Auf dem Balkon in Delmenhorst

Bedrohen die Pullover von „Thor Steinar“ Deutschland? Nicht mehr als die Che-T-Shirts, könnte man meinen. Aber schon klingt es unvermeidlich im Ohr: Wehret den Anfängen! Soll das nun heißen, alles könnte mit einem Pullover beginnen? Welch ein Trost für unsere trostlose Rechte!

Der Feind steht rechts, ruft der Mann im Ohr jetzt nicht ganz unerwartet, und auch das hat viele Facetten. Bereits 1987 veröffentlichte der Politikwissenschaftler Claus Leggewie ein Buch mit dem Titel: „Der Geist steht rechts!“. Darin wurde praktisch alles angeprangert, was etwa die „Frankfurter Rundschau“ nicht rezensierte, von Günter Rohrmoser bis Gerd-Klaus Kaltenbrunner.

Um es gleich zu sagen: Nichts von dem, was Verlag und Autor damals befürchteten, ist eingetreten. Leggewie ist heute Leiter eines Kulturwissenschaftlichen Instituts in Essen, zu seinen laufenden Forschungsprojekten gehören „Erinnerungskulturen“ und eine „Europäische Ikonographie“. Bei Rotbuch aber ist gerade ein Essay von Wolfgang Wippermann erschienen. Titel: „Dämonisierung durch Vergleich: DDR und Drittes Reich“. Aha.

Der Verlag ist mittlerweile Teil einer Verlagsgruppe, die sich „Eulenspiegel“ nennt und zu ihren Labels auch die „edition ost“ zählt, in der sich zahlreiche Ehemalige an ihre bewegende Zeit bei der Stasi erinnern. Eine Bedrohung für Deutschland? Auch die nicht?
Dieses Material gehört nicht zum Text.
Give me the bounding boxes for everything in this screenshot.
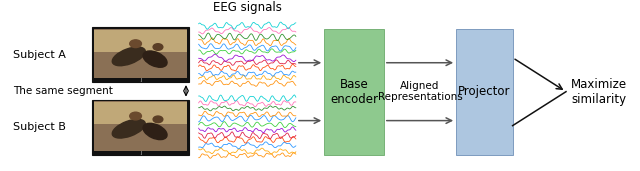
Ellipse shape [112, 119, 145, 138]
FancyBboxPatch shape [324, 29, 384, 155]
Text: Subject B: Subject B [13, 122, 66, 132]
Ellipse shape [112, 47, 145, 66]
FancyBboxPatch shape [93, 102, 187, 124]
Text: Base
encoder: Base encoder [330, 78, 378, 106]
Ellipse shape [143, 51, 167, 67]
FancyBboxPatch shape [93, 101, 187, 151]
Ellipse shape [143, 123, 167, 140]
Text: J: J [140, 151, 141, 155]
Text: J: J [140, 78, 141, 82]
Ellipse shape [153, 116, 163, 123]
FancyBboxPatch shape [93, 29, 187, 78]
Text: The same segment: The same segment [13, 86, 113, 96]
Ellipse shape [130, 112, 141, 120]
Text: Maximize
similarity: Maximize similarity [571, 78, 627, 106]
Ellipse shape [153, 44, 163, 50]
FancyBboxPatch shape [93, 30, 187, 52]
FancyBboxPatch shape [456, 29, 513, 155]
FancyBboxPatch shape [92, 100, 189, 155]
Ellipse shape [130, 40, 141, 48]
Text: EEG signals: EEG signals [212, 1, 282, 14]
Text: Projector: Projector [458, 85, 511, 98]
Text: Aligned
Representations: Aligned Representations [378, 81, 462, 102]
Text: Subject A: Subject A [13, 50, 66, 60]
FancyBboxPatch shape [92, 27, 189, 82]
Bei den meisten Warnungen, die in unsere Öffentlichkeit vordringen, kann man getrost sagen: Gruseln erlaubt! Schließlich leben wir in einem Land, dessen Verfassung die Meinungsfreiheit ausdrücklich vorsieht. Dazu gehört letzten Endes auch das Recht, sich öffentlich zu irren.

Dieses Recht auf den öffentlichen Irrtum aber ist weitgehend zum Ritual geworden. Als habe der Irrtum die Eigenschaft durch Wiederholung zur Wahrheit zu gerinnen. Zur Wahrheit einer Gesellschaft, die es sich allzu bequem eingerichtet hat, in Staatsverschuldung und faulen Krediten. Wer dermaßen über seine Verhältnisse lebt, braucht dringend Schuldige.

Wenn er frühmorgens auf seinen Balkon in Delmenhorst tritt, muss er die Schuldigen benennen können. Er muss sagen können, wer es zu verantworten hat, dass der Zug jetzt nicht mehr in Diepholz hält, und warum es richtig ist, dass Deutschland am Atomausstieg festhält, als demnächst einziges Land auf dem gesamten Planeten.

In Delmenhorst hat es noch nie eine Revolution gegeben, es herrscht aber bis heute eine klare Vorstellung von den revolutionären Ereignissen, den neueren und den älteren. Das Allerwichtigste aber ist: Die Schlacht bei Delmenhorst wird nicht mit Waffen geführt, sondern mit Worten. Man sieht sich!